The rising Republican politician, who once quoted Jay-Z during a now famous filibuster over drone policies, has hounded the Treasury department over the trip Jay-Z and Beyonce took to Cuba, which the United States has made off limits for leisure travel due to a longstanding embargo.
“Secondly, I think if Jay-Z was truly interested in the true state of affairs in Cuba, he would have met people that are being oppressed,” Rubio said, “including a hip-hop artist in Cuba who is right now being oppressed and persecuted and is undergoing a hunger strike because of his political lyrics. I think he missed an opportunity. But that’s Jay-Z’s issue.”

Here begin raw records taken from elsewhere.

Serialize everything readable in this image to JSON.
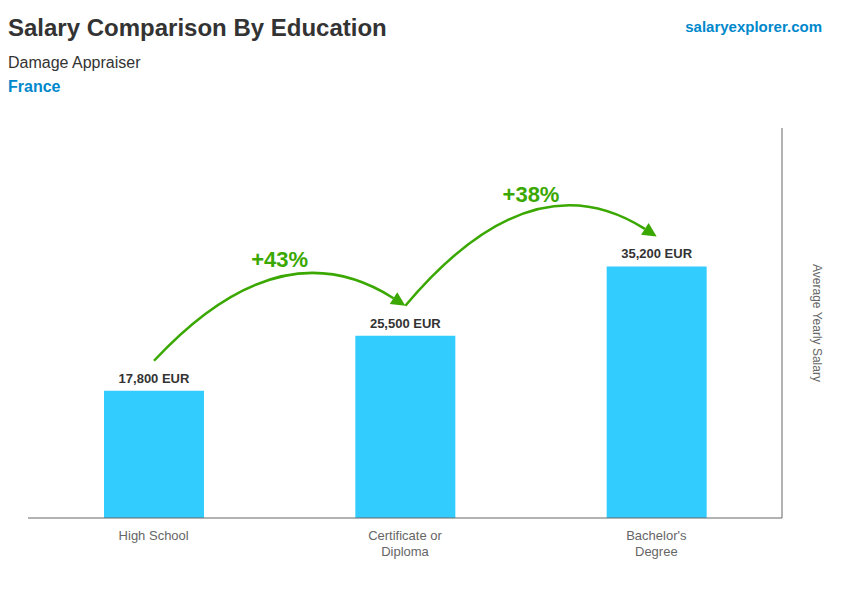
{
  "chart_data": {
    "type": "bar",
    "title": "Salary Comparison By Education",
    "subtitle": "Damage Appraiser",
    "ylabel": "Average Yearly Salary",
    "categories": [
      "High School",
      "Certificate or\nDiploma",
      "Bachelor's\nDegree"
    ],
    "values": [
      17800,
      25500,
      35200
    ],
    "value_labels": [
      "17,800 EUR",
      "25,500 EUR",
      "35,200 EUR"
    ],
    "data_labels": true,
    "color": "#33ccff",
    "ylim": [
      0,
      54560
    ],
    "tick_labels": "x",
    "grid": false,
    "annotations": [
      "France",
      "salaryexplorer.com",
      "+43%",
      "+38%"
    ]
  }
}
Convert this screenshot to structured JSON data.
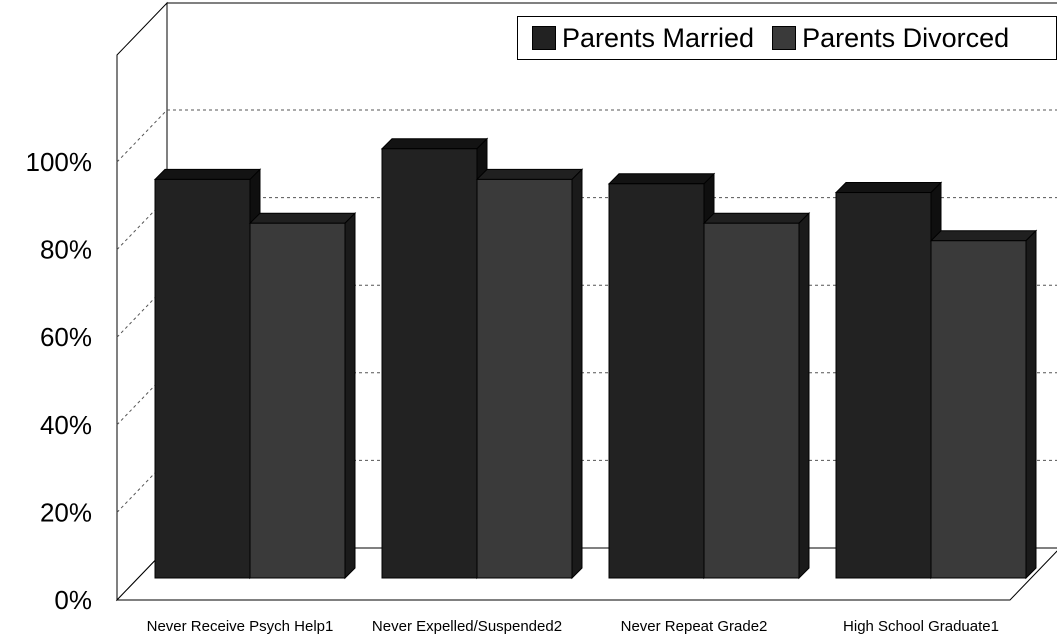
{
  "chart_data": {
    "type": "bar",
    "categories": [
      "Never Receive Psych Help1",
      "Never Expelled/Suspended2",
      "Never Repeat Grade2",
      "High School Graduate1"
    ],
    "series": [
      {
        "name": "Parents Married",
        "values": [
          91,
          98,
          90,
          88
        ],
        "color": "#222222"
      },
      {
        "name": "Parents Divorced",
        "values": [
          81,
          91,
          81,
          77
        ],
        "color": "#3a3a3a"
      }
    ],
    "yticks": [
      "0%",
      "20%",
      "40%",
      "60%",
      "80%",
      "100%"
    ],
    "ylim": [
      0,
      100
    ],
    "grid": true,
    "legend_position": "top-right",
    "three_d": true
  }
}
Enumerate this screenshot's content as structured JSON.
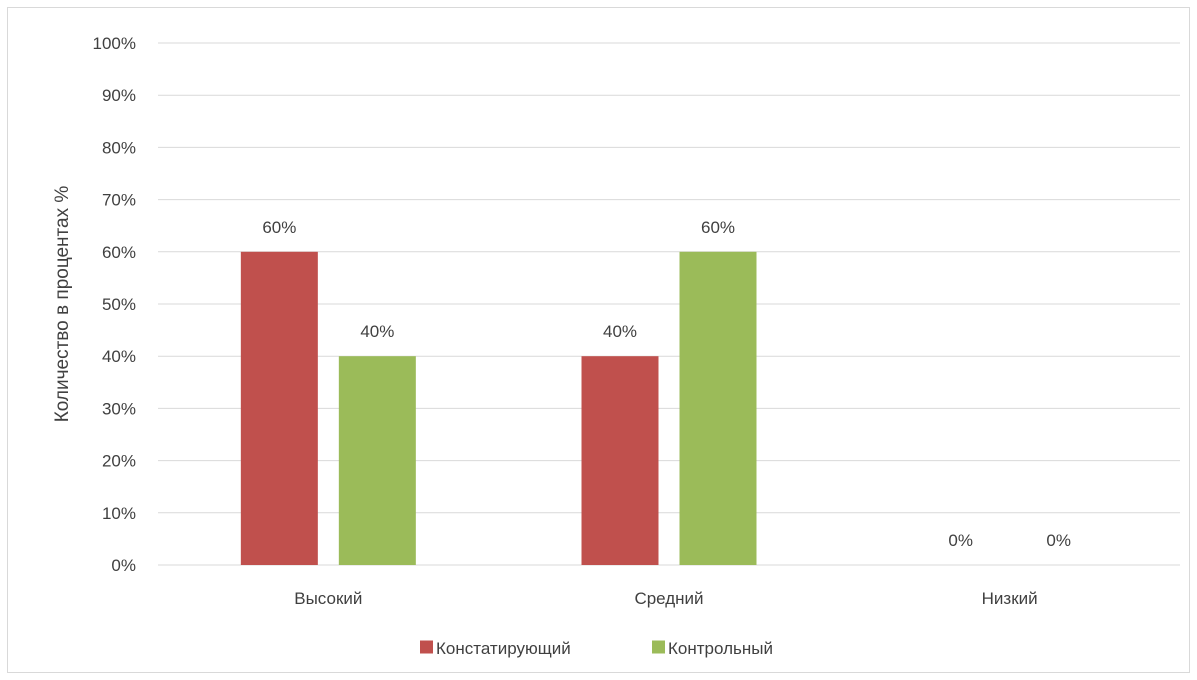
{
  "chart_data": {
    "type": "bar",
    "categories": [
      "Высокий",
      "Средний",
      "Низкий"
    ],
    "series": [
      {
        "name": "Констатирующий",
        "values": [
          60,
          40,
          0
        ],
        "color": "#C0504D"
      },
      {
        "name": "Контрольный",
        "values": [
          40,
          60,
          0
        ],
        "color": "#9BBB59"
      }
    ],
    "ylabel": "Количество в процентах %",
    "ylim": [
      0,
      100
    ],
    "yticks": [
      "0%",
      "10%",
      "20%",
      "30%",
      "40%",
      "50%",
      "60%",
      "70%",
      "80%",
      "90%",
      "100%"
    ],
    "data_labels": [
      [
        "60%",
        "40%",
        "0%"
      ],
      [
        "40%",
        "60%",
        "0%"
      ]
    ],
    "grid": true,
    "legend_position": "bottom"
  }
}
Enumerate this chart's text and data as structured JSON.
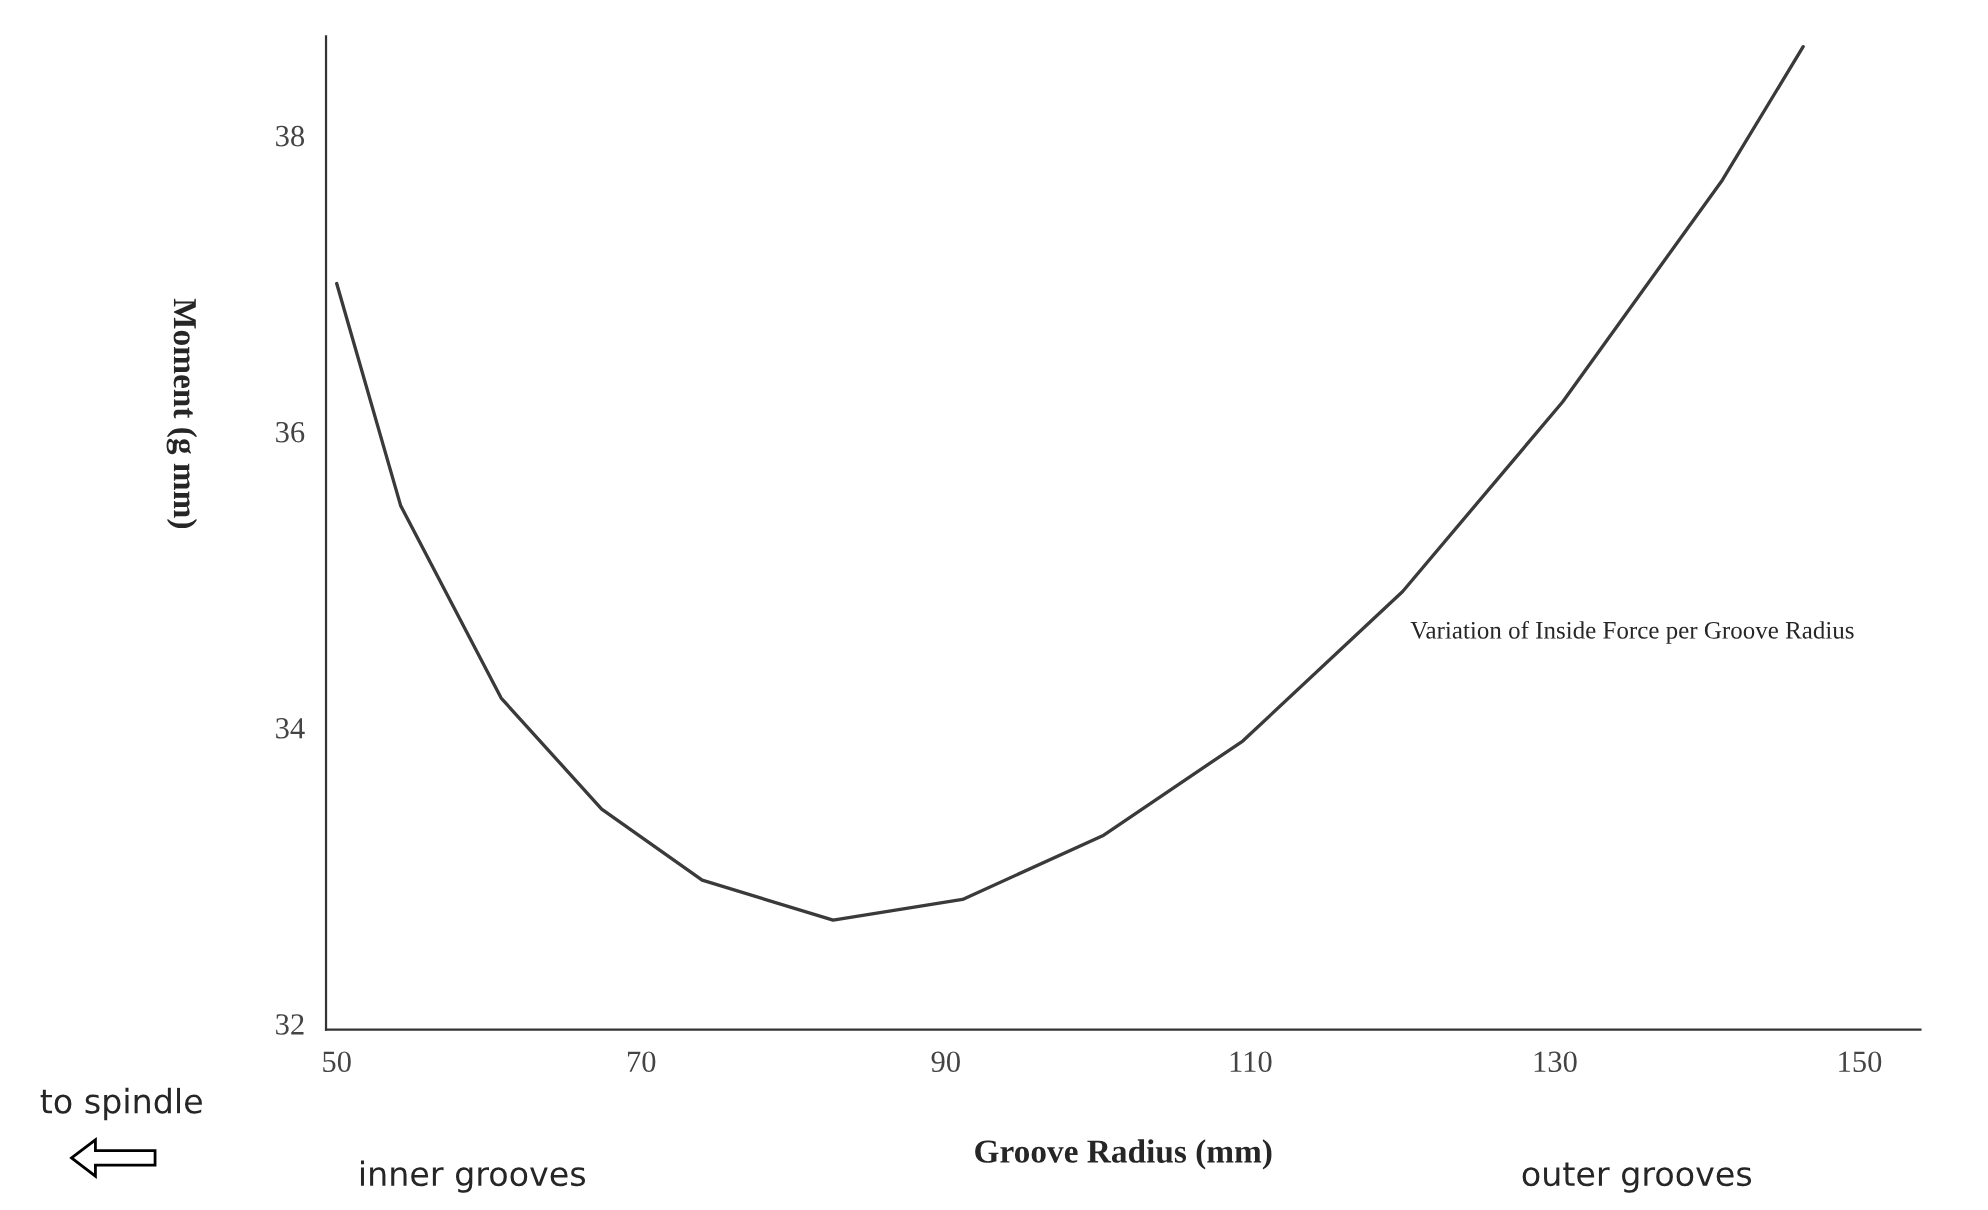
{
  "chart_data": {
    "type": "line",
    "xlabel": "Groove Radius (mm)",
    "ylabel": "Moment (g mm)",
    "xlim": [
      49.3,
      154
    ],
    "xticks": [
      50,
      70,
      90,
      110,
      130,
      150
    ],
    "ylim": [
      31.96,
      38.67
    ],
    "yticks": [
      32,
      34,
      36,
      38
    ],
    "series": [
      {
        "name": "Variation of Inside Force per Groove Radius",
        "color": "#3a3a3a",
        "x": [
          50,
          54.2,
          60.8,
          67.4,
          74,
          82.6,
          91.1,
          100.3,
          109.5,
          120,
          130.5,
          141,
          146.3
        ],
        "values": [
          37.0,
          35.5,
          34.2,
          33.45,
          32.97,
          32.7,
          32.84,
          33.27,
          33.91,
          34.92,
          36.2,
          37.7,
          38.6
        ]
      }
    ],
    "annotations": [
      "to spindle",
      "inner grooves",
      "outer grooves"
    ],
    "grid": false,
    "legend": false,
    "marker": "none",
    "line_style": "solid"
  }
}
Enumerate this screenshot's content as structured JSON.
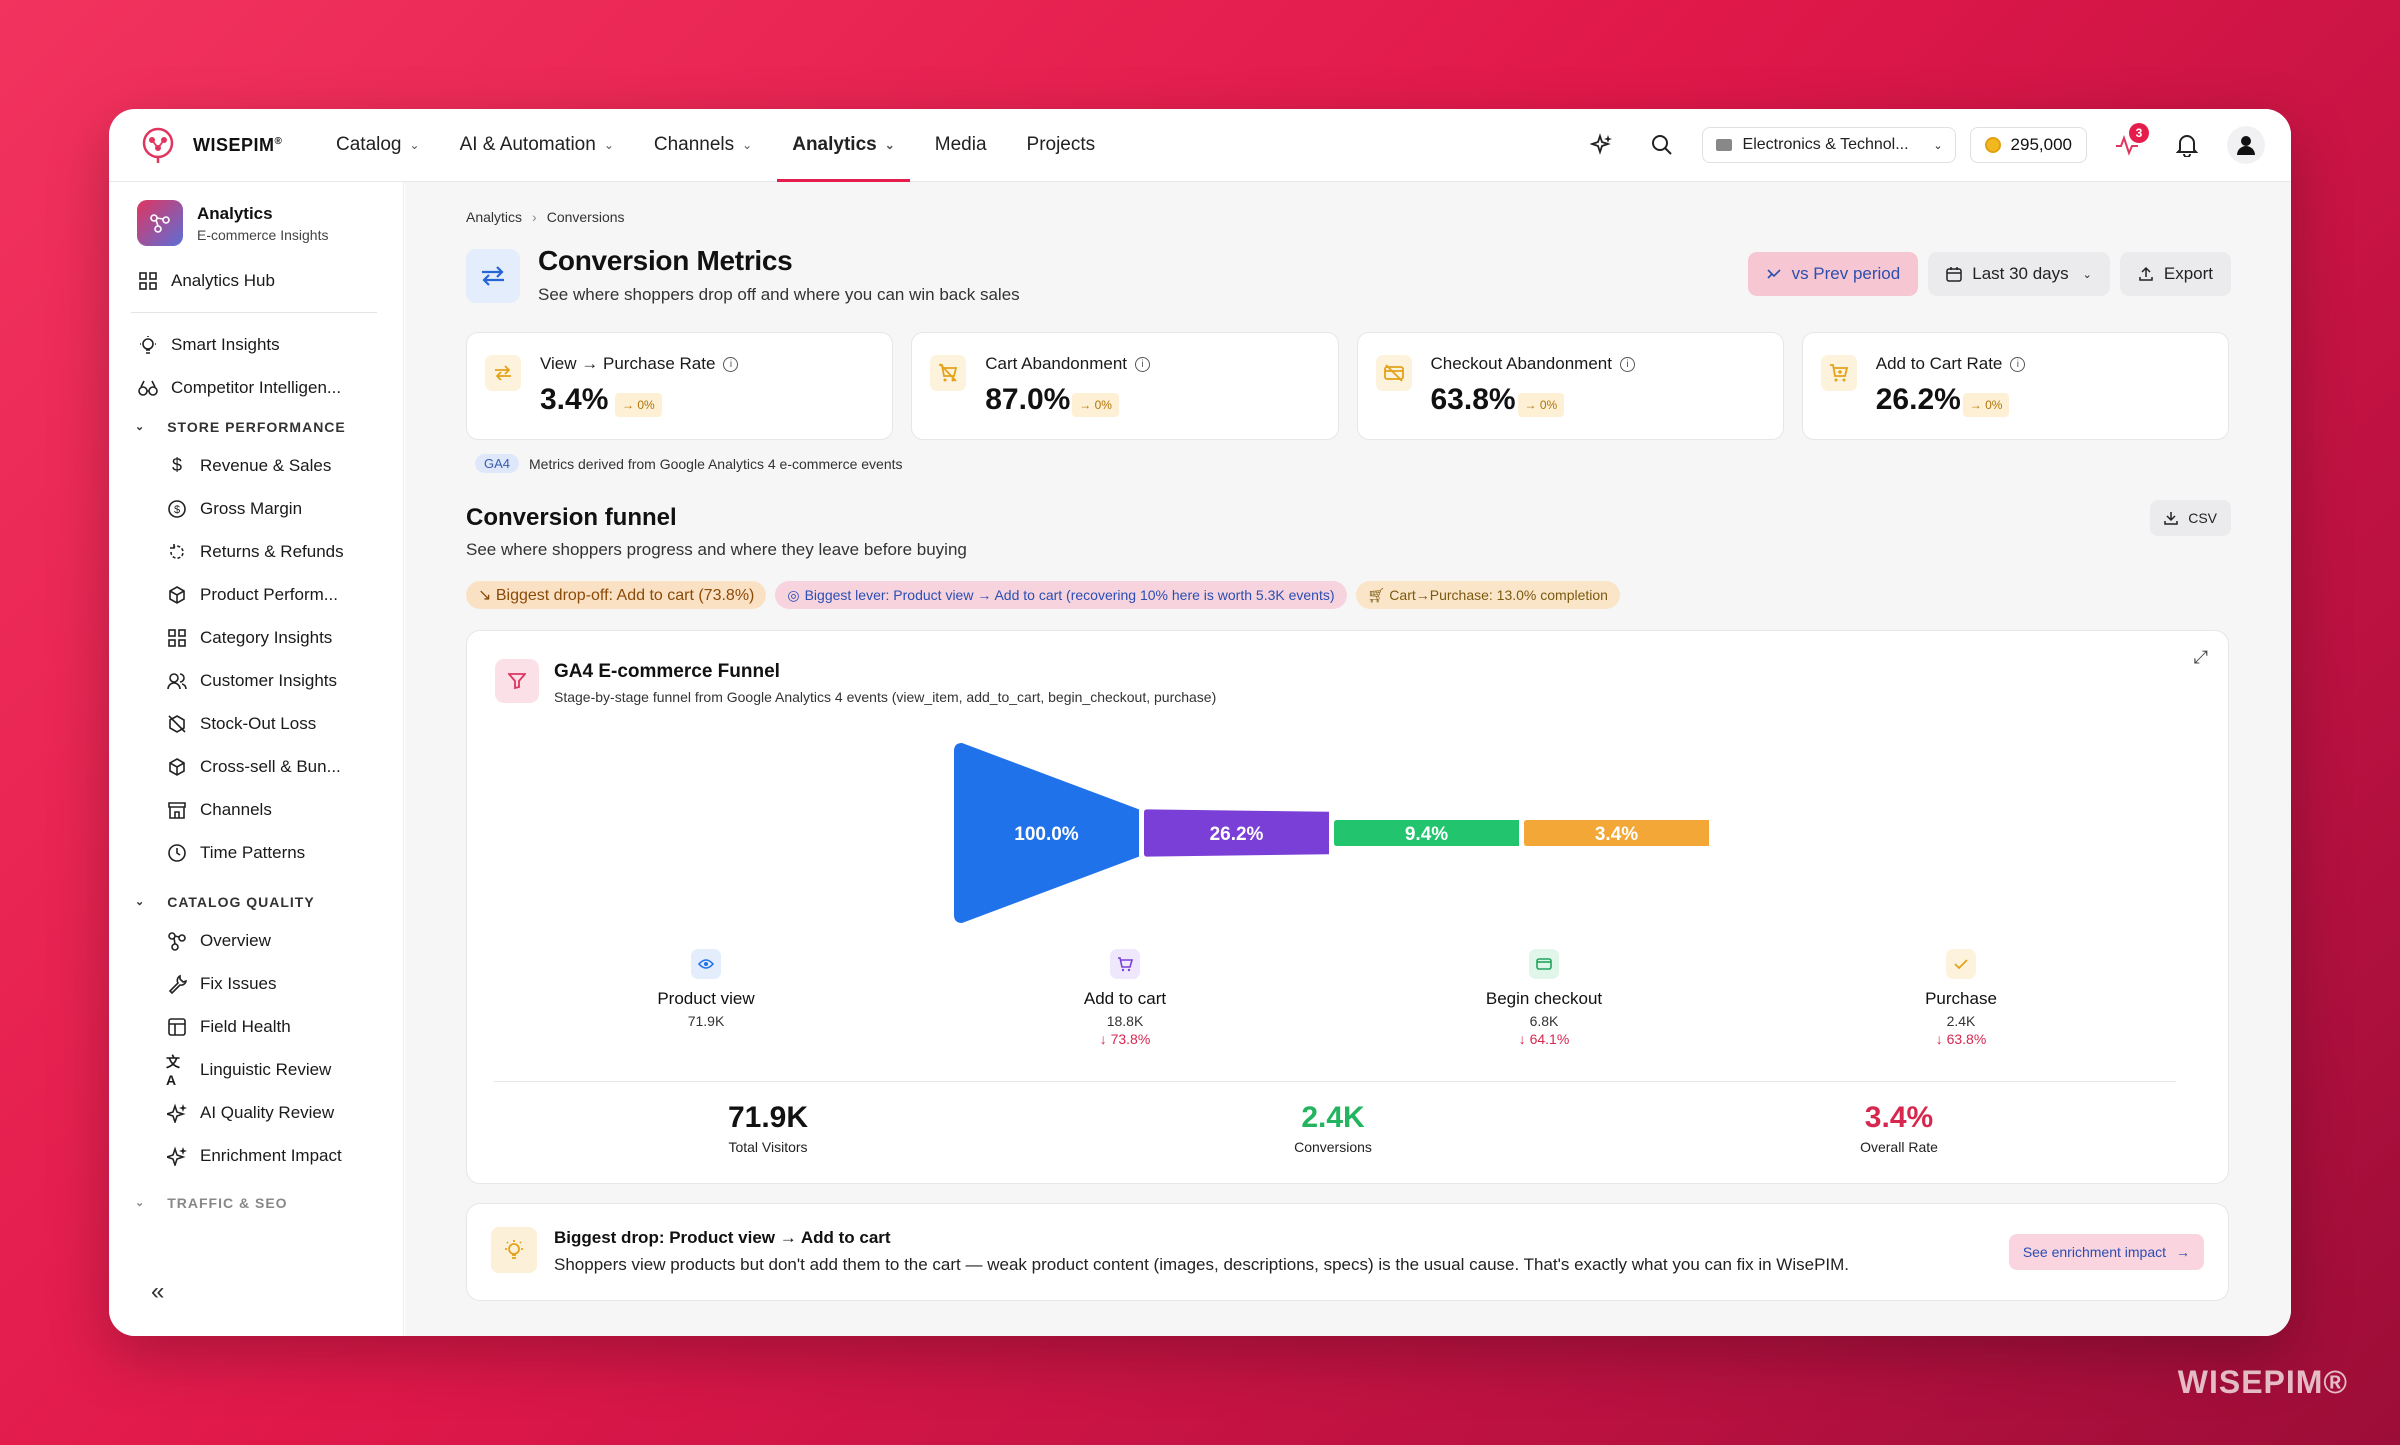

As previously reported by Radio.com, he delves deeper into the subject when he apparently addresses the Florida politicians–Senators Marco Rubio, Mario Diaz Balart, Ileana Ros-Lehtinen–who called for an official inquiries into his trip to Cuba.
“Boy from the hood but got White House clearance/ Sorry y’all, I don’t agree with y’all appearance/ Politicians never did s*** for me/ Except lie to me/ distort history/Wanna give me jail time and a fine/Fine, let me commit a real crime…”
In a press conference held on (April 11), Jay Carney, the President’s Press Secretary, addressed a question raised from the press corpse about the song and Obama’s connection to Jay’s Cuba trip.
“I guess nothing rhymes with Treasury because Treasury offers and gives licenses for travel, as you know, and the White House has nothing to do with it,” Carney joked.